When analysing your database, I would pay close attention to whether you are in position or OOP. It's extremely hard to play hands like KQs, QJs, JTs when OOP vs a 3-bettor, but you should do fine in the long run if you are
in positon (e.g. on the button vs SB), provided you don't overplay your hand. Have a look at (or even post on the forum) some of the hands where you called a 3-bet with the hands that have been troubling you. Were the big pots all coolers, or did you make silly bluffs, or bad call downs?
FWIW, I just ran the "called 3-bet" filter on a similar sized database, and my heat map is a horror show. (My EV was about -2.75bb, but I actually lost much more than that due to runbad in all in spots).

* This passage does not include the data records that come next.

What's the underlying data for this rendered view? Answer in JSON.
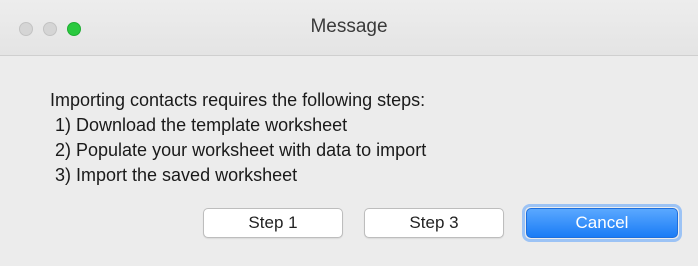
{
  "window": {
    "title": "Message",
    "controls": {
      "close": {
        "color": "#d5d5d5"
      },
      "minimize": {
        "color": "#d5d5d5"
      },
      "zoom": {
        "color": "#2ac93f"
      }
    }
  },
  "message": {
    "lines": [
      "Importing contacts requires the following steps:",
      " 1) Download the template worksheet",
      " 2) Populate your worksheet with data to import",
      " 3) Import the saved worksheet"
    ]
  },
  "buttons": {
    "step1": "Step 1",
    "step3": "Step 3",
    "cancel": "Cancel"
  },
  "colors": {
    "accent": "#1a7cf6",
    "background": "#ececec"
  }
}
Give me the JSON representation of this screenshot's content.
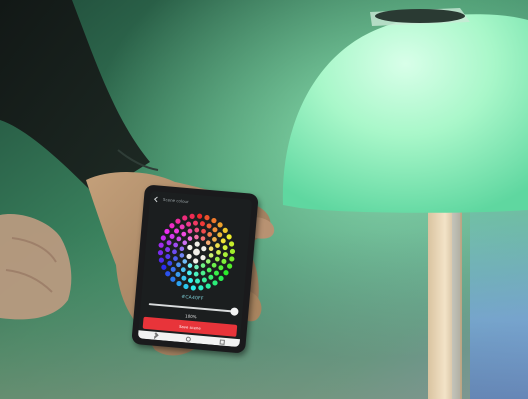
{
  "photo": {
    "subject": "hand holding smartphone controlling a smart light bulb",
    "colors": {
      "lamp_glow": "#8ff0c0",
      "background_green": "#3f8a66",
      "ambient_blue": "#6aa7e8"
    }
  },
  "phone_screen": {
    "app_title": "Scene colour",
    "selected_hex": "#CA40FF",
    "brightness_label": "100%",
    "brightness_value": 100,
    "save_button_label": "Save scene",
    "accent_color": "#e8343a"
  }
}
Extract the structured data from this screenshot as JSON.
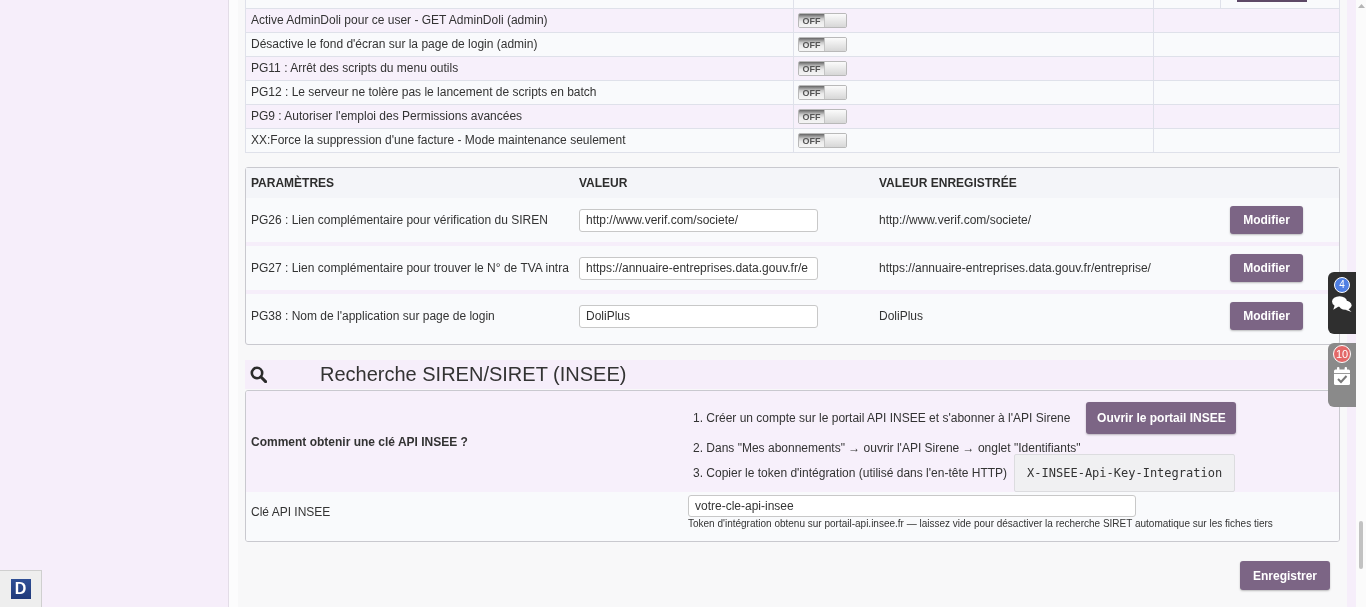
{
  "sidebar": {
    "logo": "D"
  },
  "options_table": {
    "rows": [
      {
        "label": "Active AdminDoli pour ce user - GET AdminDoli (admin)",
        "switch": {
          "on": false,
          "label": "OFF"
        }
      },
      {
        "label": "Désactive le fond d'écran sur la page de login (admin)",
        "switch": {
          "on": false,
          "label": "OFF"
        }
      },
      {
        "label": "PG11 : Arrêt des scripts du menu outils",
        "switch": {
          "on": false,
          "label": "OFF"
        }
      },
      {
        "label": "PG12 : Le serveur ne tolère pas le lancement de scripts en batch",
        "switch": {
          "on": false,
          "label": "OFF"
        }
      },
      {
        "label": "PG9 : Autoriser l'emploi des Permissions avancées",
        "switch": {
          "on": false,
          "label": "OFF"
        }
      },
      {
        "label": "XX:Force la suppression d'une facture - Mode maintenance seulement",
        "switch": {
          "on": false,
          "label": "OFF"
        }
      }
    ]
  },
  "parameters_table": {
    "columns": [
      "PARAMÈTRES",
      "VALEUR",
      "VALEUR ENREGISTRÉE"
    ],
    "rows": [
      {
        "label": "PG26 : Lien complémentaire pour vérification du SIREN",
        "value": "http://www.verif.com/societe/",
        "saved_value": "http://www.verif.com/societe/",
        "button": "Modifier"
      },
      {
        "label": "PG27 : Lien complémentaire pour trouver le N° de TVA intra",
        "value": "https://annuaire-entreprises.data.gouv.fr/e",
        "saved_value": "https://annuaire-entreprises.data.gouv.fr/entreprise/",
        "button": "Modifier"
      },
      {
        "label": "PG38 : Nom de l'application sur page de login",
        "value": "DoliPlus",
        "saved_value": "DoliPlus",
        "button": "Modifier"
      }
    ]
  },
  "insee_section": {
    "title": "Recherche SIREN/SIRET (INSEE)",
    "help_label": "Comment obtenir une clé API INSEE ?",
    "steps": [
      {
        "number": "1.",
        "text": "Créer un compte sur le portail API INSEE et s'abonner à l'API Sirene",
        "button": "Ouvrir le portail INSEE"
      },
      {
        "number": "2.",
        "text": "Dans \"Mes abonnements\" → ouvrir l'API Sirene → onglet \"Identifiants\""
      },
      {
        "number": "3.",
        "text": "Copier le token d'intégration (utilisé dans l'en-tête HTTP)",
        "code": "X-INSEE-Api-Key-Integration"
      }
    ],
    "key_field": {
      "label": "Clé API INSEE",
      "value": "votre-cle-api-insee",
      "hint": "Token d'intégration obtenu sur portail-api.insee.fr — laissez vide pour désactiver la recherche SIRET automatique sur les fiches tiers"
    }
  },
  "save_button": "Enregistrer",
  "floating_widgets": [
    {
      "kind": "messages",
      "badge": "4",
      "color": "#4f7fe3"
    },
    {
      "kind": "tasks",
      "badge": "10",
      "color": "#e36868"
    }
  ]
}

But note the sample size. I only called 3-bets 179 times in about 80,000 hands, so some of the suited connectors were only in that spot 3 or 4 times (and it seems I never had T9s a single time in such a spot. #Variance). You can't generalize based on such minute sample sizes.
(I have no idea why I apparently called 3-bets with K7o and A4o. It might have been when I was shoved on by someone with a 7bb stack or something ridiculous like that).
P.S. If your opponents have very tight/strong 3-betting ranges, you can and indeed should, fold more often. You won't get "exploited" by over-folding, because they won't adjust. In fact, you would be exploiting your nitty opponents by not paying them off.